Ieri, il governatore della Federal Reserve, Jerome Powell, ha alzato i tassi d’interesse di un altro mezzo punto percentuale, portandoli all’1%. La mossa si è rivelata necessaria per combattere un’inflazione, che negli USA a marzo è salita all’8,5%, mai così alta dal 1981. Il giorno prima, l’investitore Paul Tudor aveva dichiarato di non riuscire a ricordare un momento peggiore per i mercati finanziari. “Non vorresti possedere né azioni, né obbligazioni”. Lo spettro di una crisi mondiale è più forte che mai, seppure ad oggi esorcizzato dalle dichiarazioni ufficiali rassicuranti dei governi e delle banche centrali.

Ma il momento che stiamo vivendo presenta caratteri di eccezionalità, che lo rendono molto pericoloso.

In genere, accade che la FED alzi i tassi quando l’economia americana è in ottima salute e corre il rischio di surriscaldarsi eccessivamente. Per restare a questo millennio, fu così tra il 2004 e il 2006 e tra fine 2015 e inizio 2019. La recessione del PIL USA avvenne rispettivamente nel 2008 e nel 2020, cioè conclusosi il ciclo monetario restrittivo. Nel secondo caso, poi, il tonfo del PIL fu provocato da un evento non economico e imprevedibile: la pandemia. Chissà se la recessione sarebbe arrivata, ed eventualmente quando, senza di essa!
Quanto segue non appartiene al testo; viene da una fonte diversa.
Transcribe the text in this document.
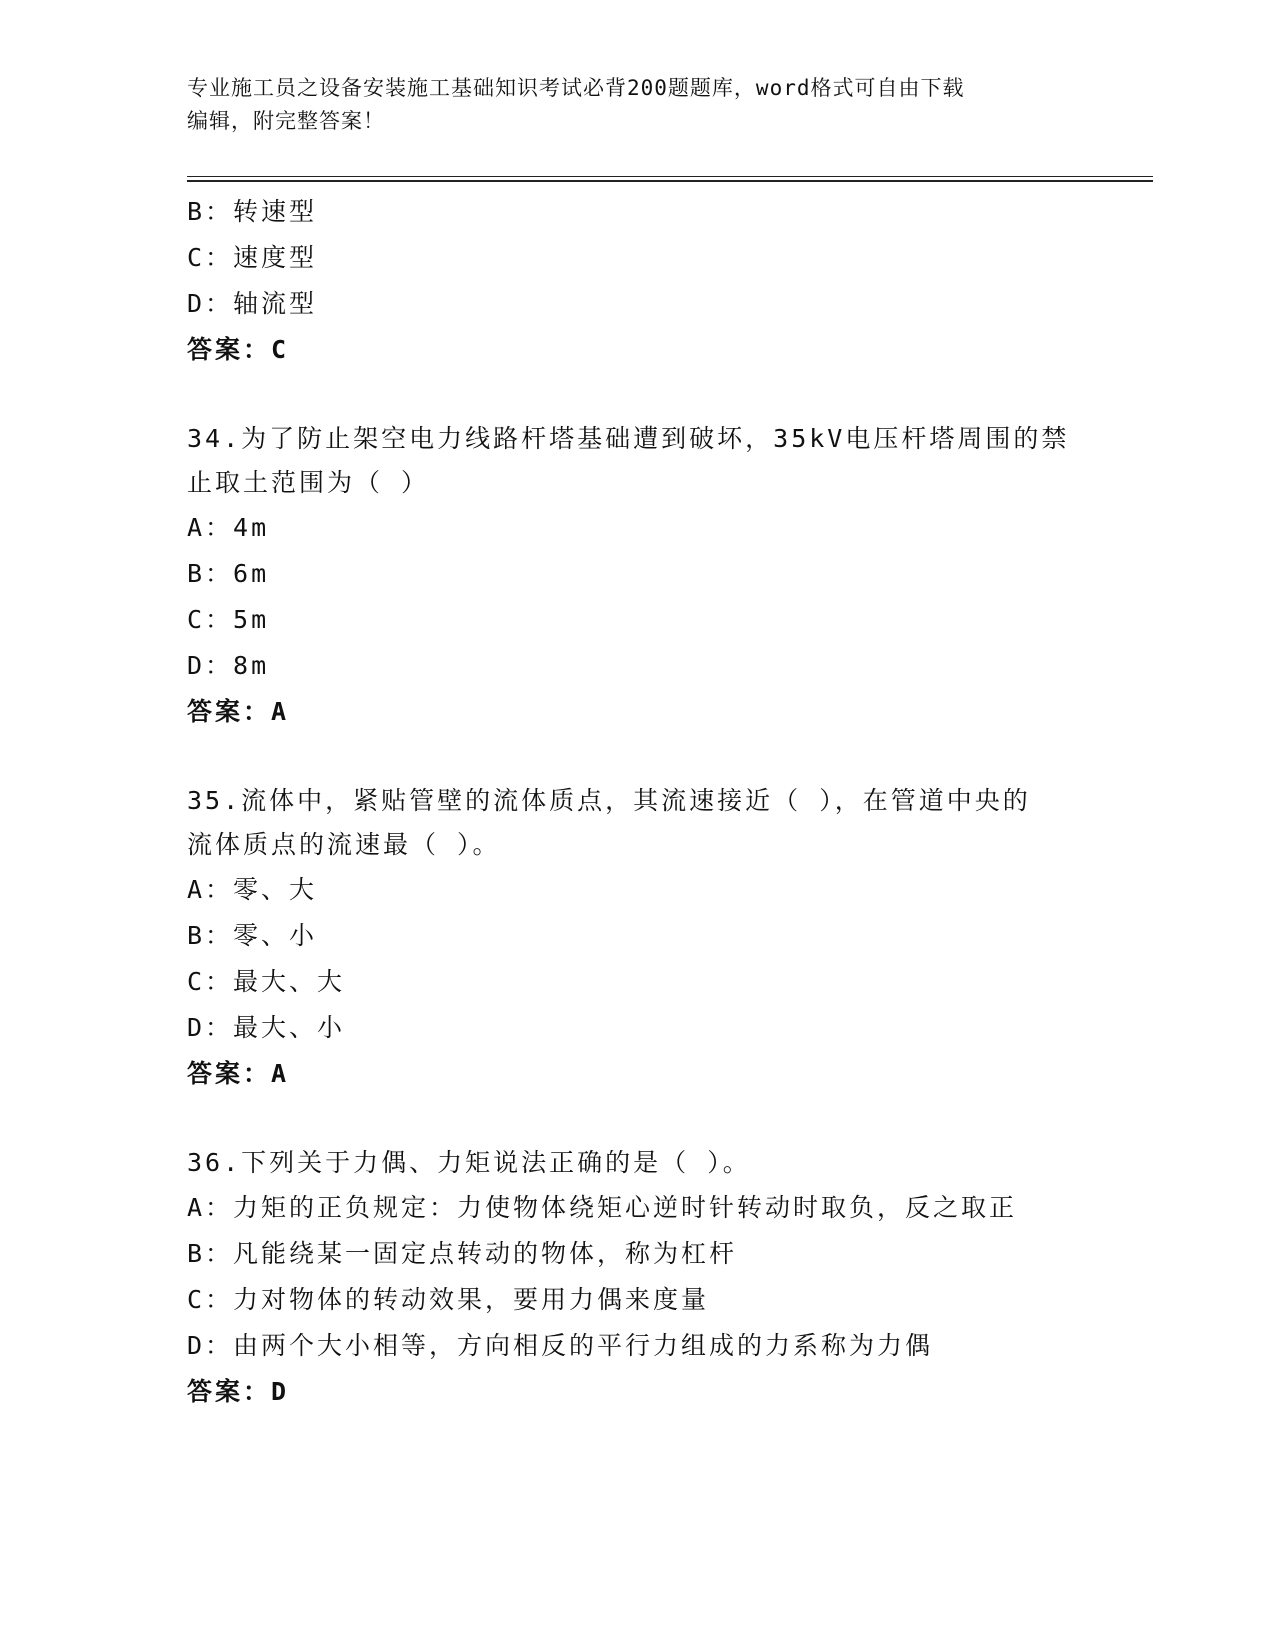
专业施工员之设备安装施工基础知识考试必背200题题库，word格式可自由下载
编辑，附完整答案！
B：转速型
C：速度型
D：轴流型
答案：C
34.为了防止架空电力线路杆塔基础遭到破坏，35kV电压杆塔周围的禁
止取土范围为（ ）
A：4m
B：6m
C：5m
D：8m
答案：A
35.流体中，紧贴管壁的流体质点，其流速接近（ ），在管道中央的
流体质点的流速最（ ）。
A：零、大
B：零、小
C：最大、大
D：最大、小
答案：A
36.下列关于力偶、力矩说法正确的是（ ）。
A：力矩的正负规定：力使物体绕矩心逆时针转动时取负，反之取正
B：凡能绕某一固定点转动的物体，称为杠杆
C：力对物体的转动效果，要用力偶来度量
D：由两个大小相等，方向相反的平行力组成的力系称为力偶
答案：D
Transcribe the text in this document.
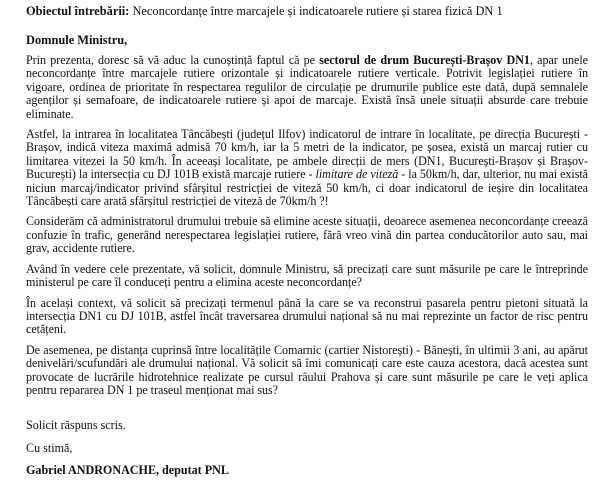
Obiectul întrebării: Neconcordanțe între marcajele și indicatoarele rutiere și starea fizică DN 1
Domnule Ministru,

Prin prezenta, doresc să vă aduc la cunoștință faptul că pe sectorul de drum București-Brașov DN1, apar unele neconcordanțe între marcajele rutiere orizontale și indicatoarele rutiere verticale. Potrivit legislației rutiere în vigoare, ordinea de prioritate în respectarea regulilor de circulație pe drumurile publice este dată, după semnalele agenților și semafoare, de indicatoarele rutiere și apoi de marcaje. Există însă unele situații absurde care trebuie eliminate.

Astfel, la intrarea în localitatea Tâncăbești (județul Ilfov) indicatorul de intrare în localitate, pe direcția București - Brașov, indică viteza maximă admisă 70 km/h, iar la 5 metri de la indicator, pe șosea, există un marcaj rutier cu limitarea vitezei la 50 km/h. În aceeași localitate, pe ambele direcții de mers (DN1, București-Brașov și Brașov-București) la intersecția cu DJ 101B există marcaje rutiere - limitare de viteză - la 50km/h, dar, ulterior, nu mai există niciun marcaj/indicator privind sfârșitul restricției de viteză 50 km/h, ci doar indicatorul de ieșire din localitatea Tâncăbești care arată sfârșitul restricției de viteză de 70km/h ?!

Considerăm că administratorul drumului trebuie să elimine aceste situații, deoarece asemenea neconcordanțe creează confuzie în trafic, generând nerespectarea legislației rutiere, fără vreo vină din partea conducătorilor auto sau, mai grav, accidente rutiere.

Având în vedere cele prezentate, vă solicit, domnule Ministru, să precizați care sunt măsurile pe care le întreprinde ministerul pe care îl conduceți pentru a elimina aceste neconcordanțe?

În același context, vă solicit să precizați termenul până la care se va reconstrui pasarela pentru pietoni situată la intersecția DN1 cu DJ 101B, astfel încât traversarea drumului național să nu mai reprezinte un factor de risc pentru cetățeni.

De asemenea, pe distanța cuprinsă între localitățile Comarnic (cartier Nistorești) - Bănești, în ultimii 3 ani, au apărut denivelări/scufundări ale drumului național. Vă solicit să îmi comunicați care este cauza acestora, dacă acestea sunt provocate de lucrările hidrotehnice realizate pe cursul râului Prahova și care sunt măsurile pe care le veți aplica pentru repararea DN 1 pe traseul menționat mai sus?

Solicit răspuns scris.
Cu stimă,
Gabriel ANDRONACHE, deputat PNL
Stretta sui tassi fuori tempo

Stavolta, sta accadendo un fatto inconsueto. Il PIL USA si è contratto nel primo trimestre dell’anno dell’1,4% rispetto al trimestre precedente, ancor prima che la FED avviasse la sua stretta sui tassi. Praticamente, Powell sta restringendo le condizioni monetarie mentre l’economia americana segnala già di essere affaticata. Non può fare altrimenti, sennò rischia di perdere il controllo della stabilità dei prezzi.

La BCE è messo persino peggio: adotta ancora tassi negativi e continua ad acquistare bond, cioè ad iniettare liquidità sui mercati, malgrado un’inflazione al 7,5% nell’Eurozona. Dovrebbe iniziare ad alzare i tassi entro l’anno, ma probabilmente ciò coinciderà con una fase di ripiegamento del PIL nell’area a causa del boom dei prezzi energetici.

La guerra noi ce l’abbiamo sul nostro continente e impatta rovinosamente sulla nostra economia. Quando si teme una crisi mondiale, quindi, non è per professione di pessimismo. Due le strade: o le banche centrali ignorano l’inflazione per non aggravare il quadro recessivo o combattono l’inflazione e ignorano le condizioni dell’economia.

Crisi mondiale per la seconda volta in due anni?

Nel primo caso, rischiano di far esplodere i prezzi al consumo e di colpire i redditi delle famiglie al punto da indebolire la domanda aggregata e la stessa produzione. In parte, sta avvenendo da qualche mese. Così facendo, la recessione arriverebbe lo stesso. Nel secondo caso, invece, chiudono gli occhi dinnanzi ai rischi per l’economia e almeno puntano sulla stabilità dei prezzi. Quest’ultimo scenario diverrebbe forse preponderante nel caso in cui le banche centrali prendessero atto che la recessione sia inevitabile. A quel punto, avrebbero ben poco da perdere. Anche per conservare la propria reputazione, intaccata da mesi di inerzia, combatterebbero con più convinzione l’inflazione per togliere di mezzo una forte concausa della crisi mondiale.

Sta di fatto che le banche centrali si trovano in una condizione inedita o certamente non vissuta negli ultimi decenni. In genere, sono accusate di intervenire tardi sui tassi e di provocare la recessione economica a causa della durezza della stretta varata a cui sono costrette per rimediare in corsa. Oggi, stanno intervenendo a crisi mondiale dietro l’angolo, avendo lasciato correre per mesi l’inflazione quasi compiaciute. Il rischio che la recessione diventi intensa, pur breve, si fa sempre più palpabile. Sarebbe la seconda in due anni, per l’Italia la quarta dal 2008. Gli esiti sociali appaiono destabilizzanti.